What is "Dumping Syndrome"?

This is when the new pouch created after gastric bypass allows sugar containing foods to enter the intestine quickly.

As a result patients may experience one or more of the following symptoms:

  • Rapid heart rate
  •  Sweating or clammy feeling
  •  Diarrhea
  •  Nausea
  •  Faint feeling or light headedness
  •  Abdominal pain or cramping

Can I ever lose too much weight?

With the possible exception of the rare patient who develops obstruction of the stomach outlet, it is unlikely that you will ever lose too much weight. Assuming you strictly adhere to the protocol - eat right and exercise, you may come within 5 to 10 lbs of your ideal weight.

On the other hand, snacking and eating foods or drinking liquids high in sugar, carbohydrate or fat will readily increase weight gain.

Will my skin sag?

Most patients experience sagging skin as a result of weight loss. We found regular exercise results in significantly less excess skin. However, excess skin depends on the person's age and preoperative weight. Younger patients and patients who weigh less than 300 lbs will have less excess skin.

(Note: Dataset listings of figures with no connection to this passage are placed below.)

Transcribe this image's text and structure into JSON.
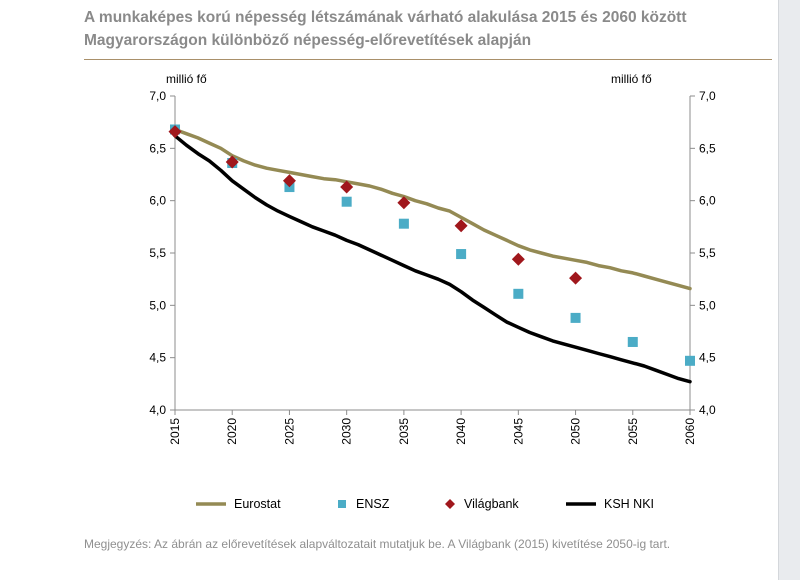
{
  "title_line1": "A munkaképes korú népesség létszámának várható alakulása 2015 és 2060 között",
  "title_line2": "Magyarországon különböző népesség-előrevetítések alapján",
  "unit_left": "millió fő",
  "unit_right": "millió fő",
  "note": "Megjegyzés: Az ábrán az előrevetítések alapváltozatait mutatjuk be. A Világbank (2015) kivetítése 2050-ig tart.",
  "colors": {
    "eurostat": "#948a54",
    "ensz": "#4bacc6",
    "vilagbank": "#a0171c",
    "kshnki": "#000000",
    "title": "#8a8a8a",
    "rule": "#a9906a"
  },
  "chart_data": {
    "type": "line",
    "x_ticks": [
      "2015",
      "2020",
      "2025",
      "2030",
      "2035",
      "2040",
      "2045",
      "2050",
      "2055",
      "2060"
    ],
    "y_ticks": [
      "4,0",
      "4,5",
      "5,0",
      "5,5",
      "6,0",
      "6,5",
      "7,0"
    ],
    "ylim": [
      4.0,
      7.0
    ],
    "xlim": [
      2015,
      2060
    ],
    "grid": false,
    "legend_position": "bottom",
    "series": [
      {
        "name": "Eurostat",
        "style": "line",
        "color": "#948a54",
        "x": [
          2015,
          2016,
          2017,
          2018,
          2019,
          2020,
          2021,
          2022,
          2023,
          2024,
          2025,
          2026,
          2027,
          2028,
          2029,
          2030,
          2031,
          2032,
          2033,
          2034,
          2035,
          2036,
          2037,
          2038,
          2039,
          2040,
          2041,
          2042,
          2043,
          2044,
          2045,
          2046,
          2047,
          2048,
          2049,
          2050,
          2051,
          2052,
          2053,
          2054,
          2055,
          2056,
          2057,
          2058,
          2059,
          2060
        ],
        "y": [
          6.68,
          6.64,
          6.6,
          6.55,
          6.5,
          6.43,
          6.38,
          6.34,
          6.31,
          6.29,
          6.27,
          6.25,
          6.23,
          6.21,
          6.2,
          6.18,
          6.16,
          6.14,
          6.11,
          6.07,
          6.04,
          6.0,
          5.97,
          5.93,
          5.9,
          5.84,
          5.78,
          5.72,
          5.67,
          5.62,
          5.57,
          5.53,
          5.5,
          5.47,
          5.45,
          5.43,
          5.41,
          5.38,
          5.36,
          5.33,
          5.31,
          5.28,
          5.25,
          5.22,
          5.19,
          5.16
        ]
      },
      {
        "name": "ENSZ",
        "style": "markers",
        "marker": "square",
        "color": "#4bacc6",
        "x": [
          2015,
          2020,
          2025,
          2030,
          2035,
          2040,
          2045,
          2050,
          2055,
          2060
        ],
        "y": [
          6.68,
          6.36,
          6.13,
          5.99,
          5.78,
          5.49,
          5.11,
          4.88,
          4.65,
          4.47
        ]
      },
      {
        "name": "Világbank",
        "style": "markers",
        "marker": "diamond",
        "color": "#a0171c",
        "x": [
          2015,
          2020,
          2025,
          2030,
          2035,
          2040,
          2045,
          2050
        ],
        "y": [
          6.66,
          6.37,
          6.19,
          6.13,
          5.98,
          5.76,
          5.44,
          5.26
        ]
      },
      {
        "name": "KSH NKI",
        "style": "line",
        "color": "#000000",
        "x": [
          2015,
          2016,
          2017,
          2018,
          2019,
          2020,
          2021,
          2022,
          2023,
          2024,
          2025,
          2026,
          2027,
          2028,
          2029,
          2030,
          2031,
          2032,
          2033,
          2034,
          2035,
          2036,
          2037,
          2038,
          2039,
          2040,
          2041,
          2042,
          2043,
          2044,
          2045,
          2046,
          2047,
          2048,
          2049,
          2050,
          2051,
          2052,
          2053,
          2054,
          2055,
          2056,
          2057,
          2058,
          2059,
          2060
        ],
        "y": [
          6.62,
          6.53,
          6.45,
          6.38,
          6.29,
          6.19,
          6.11,
          6.03,
          5.96,
          5.9,
          5.85,
          5.8,
          5.75,
          5.71,
          5.67,
          5.62,
          5.58,
          5.53,
          5.48,
          5.43,
          5.38,
          5.33,
          5.29,
          5.25,
          5.2,
          5.13,
          5.05,
          4.98,
          4.91,
          4.84,
          4.79,
          4.74,
          4.7,
          4.66,
          4.63,
          4.6,
          4.57,
          4.54,
          4.51,
          4.48,
          4.45,
          4.42,
          4.38,
          4.34,
          4.3,
          4.27
        ]
      }
    ]
  }
}
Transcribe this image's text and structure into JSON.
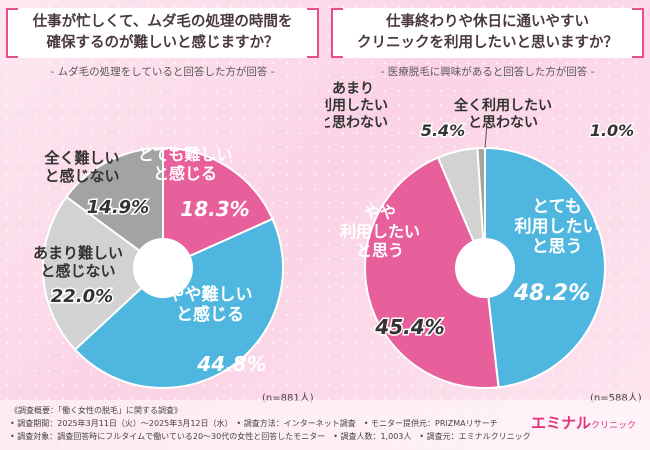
{
  "charts": [
    {
      "question": "仕事が忙しくて、ムダ毛の処理の時間を\n確保するのが難しいと感じますか？",
      "subtitle": "- ムダ毛の処理をしていると回答した方が回答 -",
      "n_label": "(n=881人)"
    },
    {
      "question": "仕事終わりや休日に通いやすい\nクリニックを利用したいと思いますか？",
      "subtitle": "- 医療脱毛に興味があると回答した方が回答 -",
      "n_label": "(n=588人)"
    }
  ],
  "chart_data": [
    {
      "type": "pie",
      "start": "12 o'clock, clockwise",
      "slices": [
        {
          "label": "とても難しいと感じる",
          "value": 18.3,
          "display": "18.3%",
          "color": "#e8609b"
        },
        {
          "label": "やや難しいと感じる",
          "value": 44.8,
          "display": "44.8%",
          "color": "#4fb7df"
        },
        {
          "label": "あまり難しいと感じない",
          "value": 22.0,
          "display": "22.0%",
          "color": "#d2d2d2"
        },
        {
          "label": "全く難しいと感じない",
          "value": 14.9,
          "display": "14.9%",
          "color": "#a3a3a3"
        }
      ]
    },
    {
      "type": "pie",
      "start": "12 o'clock, clockwise",
      "slices": [
        {
          "label": "とても利用したいと思う",
          "value": 48.2,
          "display": "48.2%",
          "color": "#4fb7df"
        },
        {
          "label": "やや利用したいと思う",
          "value": 45.4,
          "display": "45.4%",
          "color": "#e8609b"
        },
        {
          "label": "あまり利用したいと思わない",
          "value": 5.4,
          "display": "5.4%",
          "color": "#d2d2d2"
        },
        {
          "label": "全く利用したいと思わない",
          "value": 1.0,
          "display": "1.0%",
          "color": "#a3a3a3"
        }
      ]
    }
  ],
  "footer": {
    "line1": "《調査概要：「働く女性の脱毛」に関する調査》",
    "line2": "• 調査期間：2025年3月11日（火）～2025年3月12日（水）　• 調査方法：インターネット調査　• モニター提供元：PRIZMAリサーチ",
    "line3": "• 調査対象：調査回答時にフルタイムで働いている20～30代の女性と回答したモニター　• 調査人数：1,003人　• 調査元：エミナルクリニック",
    "logo_main": "エミナル",
    "logo_sub": "クリニック"
  }
}
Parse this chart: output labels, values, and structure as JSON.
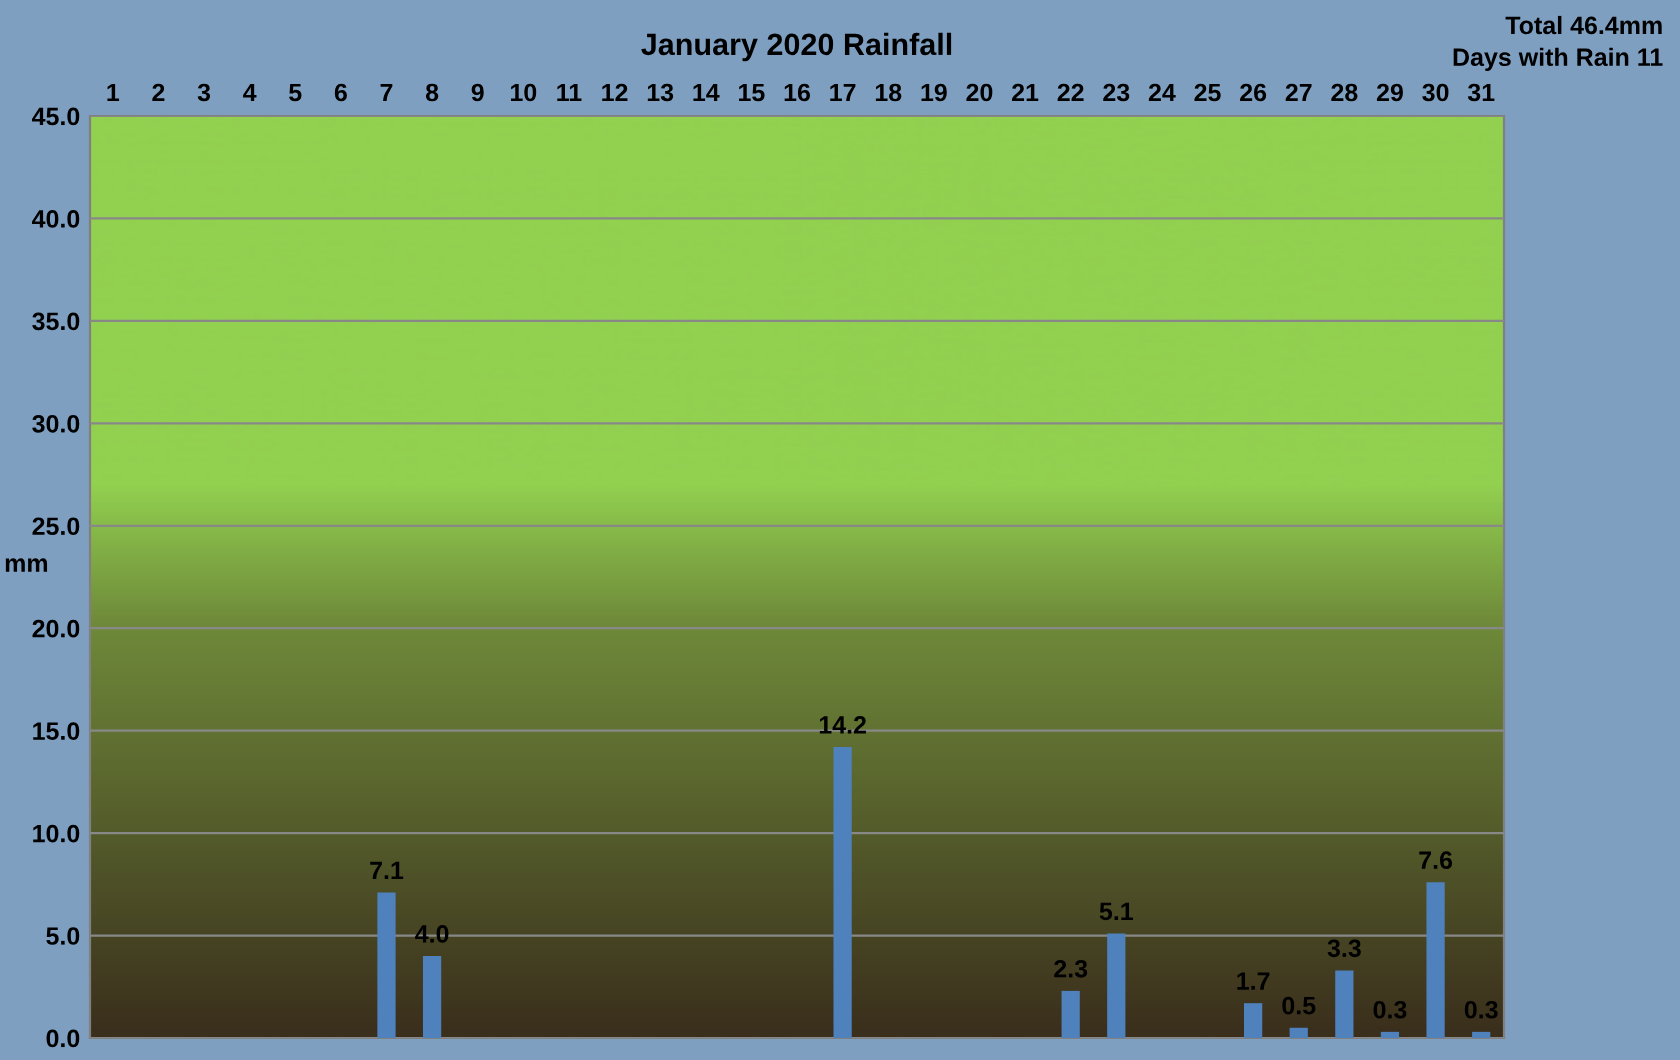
{
  "chart_data": {
    "type": "bar",
    "title": "January 2020 Rainfall",
    "ylabel": "mm",
    "categories": [
      "1",
      "2",
      "3",
      "4",
      "5",
      "6",
      "7",
      "8",
      "9",
      "10",
      "11",
      "12",
      "13",
      "14",
      "15",
      "16",
      "17",
      "18",
      "19",
      "20",
      "21",
      "22",
      "23",
      "24",
      "25",
      "26",
      "27",
      "28",
      "29",
      "30",
      "31"
    ],
    "values": [
      0,
      0,
      0,
      0,
      0,
      0,
      7.1,
      4.0,
      0,
      0,
      0,
      0,
      0,
      0,
      0,
      0,
      14.2,
      0,
      0,
      0,
      0,
      2.3,
      5.1,
      0,
      0,
      1.7,
      0.5,
      3.3,
      0.3,
      7.6,
      0.3
    ],
    "value_labels": [
      null,
      null,
      null,
      null,
      null,
      null,
      "7.1",
      "4.0",
      null,
      null,
      null,
      null,
      null,
      null,
      null,
      null,
      "14.2",
      null,
      null,
      null,
      null,
      "2.3",
      "5.1",
      null,
      null,
      "1.7",
      "0.5",
      "3.3",
      "0.3",
      "7.6",
      "0.3"
    ],
    "color": "#4f81bd",
    "ylim": [
      0,
      45
    ],
    "yticks": [
      {
        "value": 0,
        "label": "0.0"
      },
      {
        "value": 5,
        "label": "5.0"
      },
      {
        "value": 10,
        "label": "10.0"
      },
      {
        "value": 15,
        "label": "15.0"
      },
      {
        "value": 20,
        "label": "20.0"
      },
      {
        "value": 25,
        "label": "25.0"
      },
      {
        "value": 30,
        "label": "30.0"
      },
      {
        "value": 35,
        "label": "35.0"
      },
      {
        "value": 40,
        "label": "40.0"
      },
      {
        "value": 45,
        "label": "45.0"
      }
    ],
    "grid": "y",
    "legend": false,
    "annotations": [
      "Total 46.4mm",
      "Days with Rain 11"
    ]
  }
}
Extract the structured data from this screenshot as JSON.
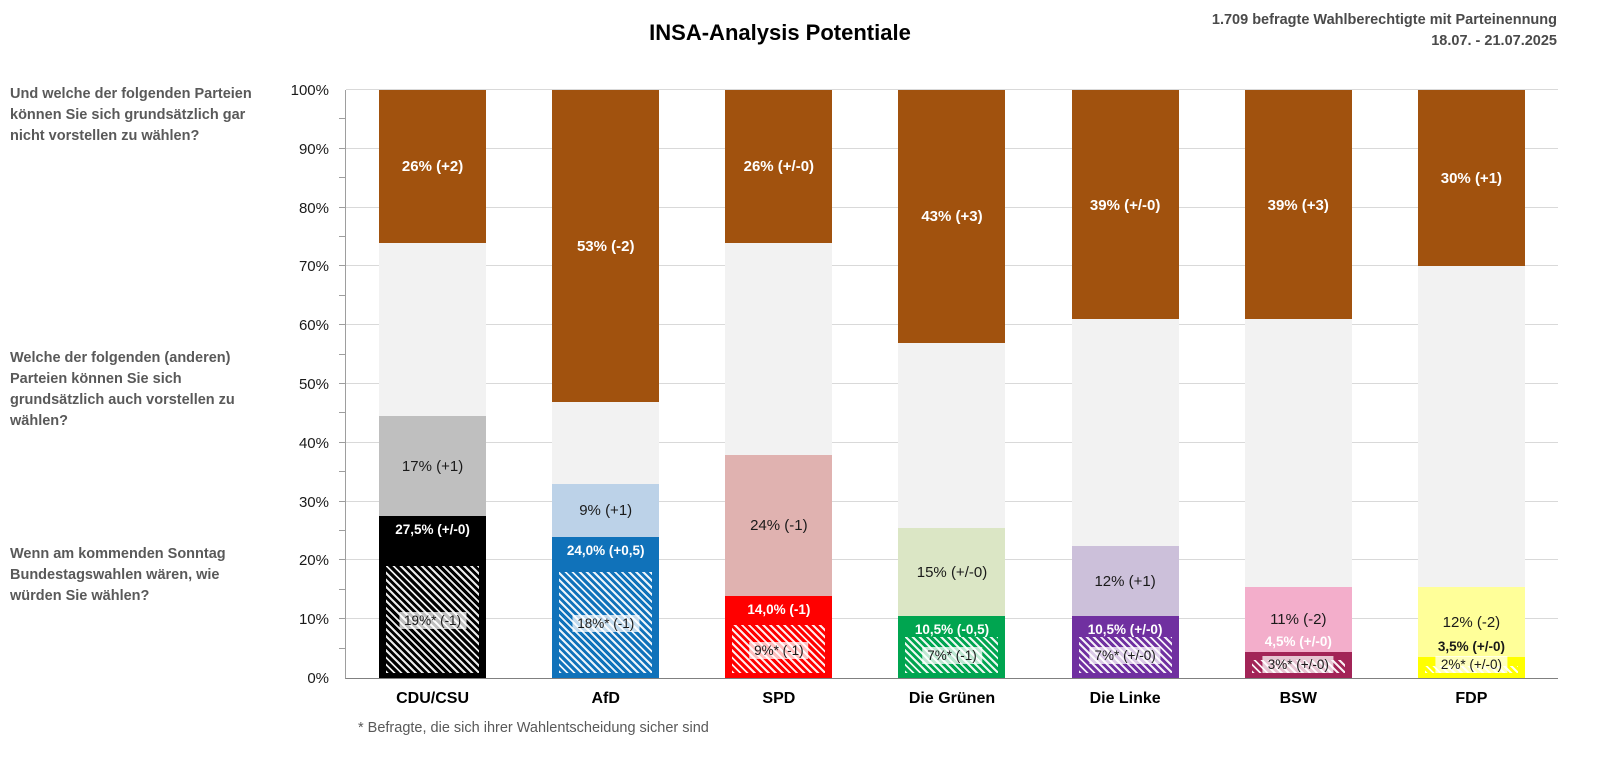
{
  "title": "INSA-Analysis Potentiale",
  "header_note": {
    "line1": "1.709 befragte Wahlberechtigte mit Parteinennung",
    "line2": "18.07. - 21.07.2025"
  },
  "questions": {
    "reject": "Und welche der folgenden Parteien können Sie sich grundsätzlich gar nicht vorstellen zu wählen?",
    "potential": "Welche der folgenden (anderen) Parteien können Sie sich grundsätzlich auch vorstellen zu wählen?",
    "vote": "Wenn am kommenden Sonntag Bundestagswahlen wären, wie würden Sie wählen?"
  },
  "footnote": "* Befragte, die sich ihrer Wahlentscheidung sicher sind",
  "colors": {
    "reject_brown": "#A1520E",
    "rest_gray": "#F2F2F2",
    "grid": "#D9D9D9",
    "axis": "#9E9E9E",
    "text_gray": "#595959"
  },
  "chart_data": {
    "type": "bar",
    "stacked": true,
    "title": "INSA-Analysis Potentiale",
    "xlabel": "",
    "ylabel": "",
    "ylim": [
      0,
      100
    ],
    "grid": true,
    "yticks": [
      "0%",
      "10%",
      "20%",
      "30%",
      "40%",
      "50%",
      "60%",
      "70%",
      "80%",
      "90%",
      "100%"
    ],
    "categories": [
      "CDU/CSU",
      "AfD",
      "SPD",
      "Die Grünen",
      "Die Linke",
      "BSW",
      "FDP"
    ],
    "segments_bottom_to_top": [
      "vote",
      "sure (hatched subset of vote)",
      "potential",
      "rest",
      "reject"
    ],
    "parties": [
      {
        "name": "CDU/CSU",
        "color": "#000000",
        "tint": "#BFBFBF",
        "label_color": "#FFFFFF",
        "vote": 27.5,
        "vote_label": "27,5% (+/-0)",
        "sure": 19,
        "sure_label": "19%* (-1)",
        "potential": 17,
        "potential_label": "17% (+1)",
        "reject": 26,
        "reject_label": "26% (+2)"
      },
      {
        "name": "AfD",
        "color": "#1072BA",
        "tint": "#BCD2E8",
        "label_color": "#FFFFFF",
        "vote": 24,
        "vote_label": "24,0% (+0,5)",
        "sure": 18,
        "sure_label": "18%* (-1)",
        "potential": 9,
        "potential_label": "9% (+1)",
        "reject": 53,
        "reject_label": "53% (-2)"
      },
      {
        "name": "SPD",
        "color": "#FF0000",
        "tint": "#E0B2B0",
        "label_color": "#FFFFFF",
        "vote": 14,
        "vote_label": "14,0% (-1)",
        "sure": 9,
        "sure_label": "9%* (-1)",
        "potential": 24,
        "potential_label": "24% (-1)",
        "reject": 26,
        "reject_label": "26% (+/-0)"
      },
      {
        "name": "Die Grünen",
        "color": "#00A550",
        "tint": "#DBE6C5",
        "label_color": "#FFFFFF",
        "vote": 10.5,
        "vote_label": "10,5% (-0,5)",
        "sure": 7,
        "sure_label": "7%* (-1)",
        "potential": 15,
        "potential_label": "15% (+/-0)",
        "reject": 43,
        "reject_label": "43% (+3)"
      },
      {
        "name": "Die Linke",
        "color": "#7030A0",
        "tint": "#CCC0DA",
        "label_color": "#FFFFFF",
        "vote": 10.5,
        "vote_label": "10,5% (+/-0)",
        "sure": 7,
        "sure_label": "7%* (+/-0)",
        "potential": 12,
        "potential_label": "12% (+1)",
        "reject": 39,
        "reject_label": "39% (+/-0)"
      },
      {
        "name": "BSW",
        "color": "#A22457",
        "tint": "#F3AECB",
        "label_color": "#FFFFFF",
        "vote": 4.5,
        "vote_label": "4,5% (+/-0)",
        "sure": 3,
        "sure_label": "3%* (+/-0)",
        "potential": 11,
        "potential_label": "11% (-2)",
        "reject": 39,
        "reject_label": "39% (+3)"
      },
      {
        "name": "FDP",
        "color": "#FFFF00",
        "tint": "#FFFF99",
        "label_color": "#1A1A1A",
        "vote": 3.5,
        "vote_label": "3,5% (+/-0)",
        "sure": 2,
        "sure_label": "2%* (+/-0)",
        "potential": 12,
        "potential_label": "12% (-2)",
        "reject": 30,
        "reject_label": "30% (+1)"
      }
    ]
  }
}
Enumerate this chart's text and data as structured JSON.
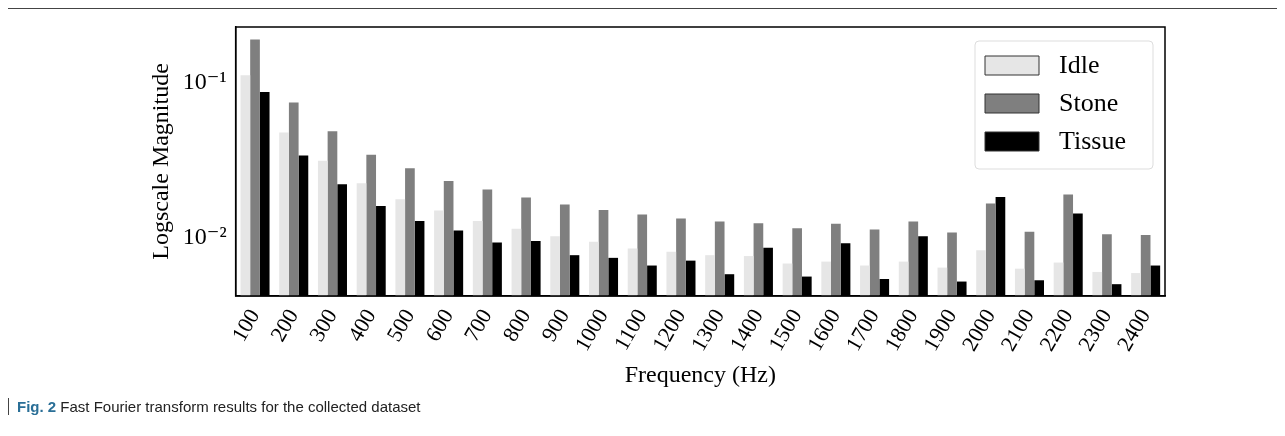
{
  "chart_data": {
    "type": "bar",
    "xlabel": "Frequency (Hz)",
    "ylabel": "Logscale Magnitude",
    "log": true,
    "legend": "top right",
    "grid": false,
    "categories": [
      "100",
      "200",
      "300",
      "400",
      "500",
      "600",
      "700",
      "800",
      "900",
      "1000",
      "1100",
      "1200",
      "1300",
      "1400",
      "1500",
      "1600",
      "1700",
      "1800",
      "1900",
      "2000",
      "2100",
      "2200",
      "2300",
      "2400"
    ],
    "series": [
      {
        "name": "Idle",
        "color": "#e6e6e6",
        "values": [
          0.112,
          0.0478,
          0.0314,
          0.0225,
          0.0177,
          0.015,
          0.0128,
          0.0114,
          0.0102,
          0.0094,
          0.0085,
          0.0081,
          0.0077,
          0.0076,
          0.0068,
          0.007,
          0.0066,
          0.007,
          0.0064,
          0.0083,
          0.0063,
          0.0069,
          0.006,
          0.0059
        ]
      },
      {
        "name": "Stone",
        "color": "#7f7f7f",
        "values": [
          0.191,
          0.0747,
          0.0488,
          0.0343,
          0.0281,
          0.0232,
          0.0205,
          0.0182,
          0.0164,
          0.0151,
          0.0141,
          0.0133,
          0.0127,
          0.0124,
          0.0115,
          0.0123,
          0.0113,
          0.0127,
          0.0108,
          0.0166,
          0.0109,
          0.019,
          0.0105,
          0.0104
        ]
      },
      {
        "name": "Tissue",
        "color": "#000000",
        "values": [
          0.0875,
          0.034,
          0.0221,
          0.016,
          0.0128,
          0.0111,
          0.0093,
          0.0095,
          0.0077,
          0.0074,
          0.0066,
          0.0071,
          0.0058,
          0.0086,
          0.0056,
          0.0092,
          0.0054,
          0.0102,
          0.0052,
          0.0183,
          0.0053,
          0.0143,
          0.005,
          0.0066
        ]
      }
    ],
    "ylim": [
      0.0042,
      0.23
    ],
    "yticks": [
      {
        "value": 0.01,
        "label": "10⁻²"
      },
      {
        "value": 0.1,
        "label": "10⁻¹"
      }
    ],
    "annotations": [
      "Fig. 2 Fast Fourier transform results for the collected dataset"
    ]
  }
}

What happens to the unused part of the stomach?

It remains in place and its ability to function remains intact. The muscles lose some of their contractile power but each cell is still there and capable of functioning in the the unlikely event that it should be called upon.

Can the stomach be hooked up again?

It is possible, but not recommended. If a reversal is a consideration then a bypass should be avoided. Rehooking the stomach would result in regaining most or all of the lost weight.

We have never been asked to reverse the operation.


Why do some people suffer from gas more than others?

Some people tend to swallow more air during eating or drinking than others. Nitrogen, which constitutes 80% of the air swallowed must travel through the intestinal tract to the rectum. Others may have "irritable bowel syndrome" causing cramps, constipation and/or diarrhea.

Gas can be reduced by walking as much as possible, hence the reason you are asked to walk while in the hospital. If gas is persistent or severe GasX or GasCon is recommended (to be taken as directed on the bottle).


Is there a chance to regain the weight?

Some patients may come to feel frustrated and discouraged after weight loss slows down as the body plateaus or as patients regress to eating habits that existed prior to surgery. It is important to remember that weight loss can continue after plateaus once a patient has had the gastric bypass.

First and foremost, the patient has to realize responsibility lies with them and in order to sustain or maintain weight loss, behavioral and lifestyle changes have to be continued. This means patients should maintain an exercise program and if exercise was discontinued, it should be resumed.

Secondly, the patient has to reevaluate what foods and/or liquids are in the diet. Foods high in sugar, fats and carbohydrates have to be eliminated from the diet to ensure success. Carefully read labels and if necessary return to measuring food.

Regular attendance of support group meetings will assist in reviewing and revisiting those behaviors that made weight loss possible.

Finally, consult the surgeon to evaluate pouch outlet size, staple line integrity etc.


How much will I be able to eat?

If we are successful, we will teach you to forget this question.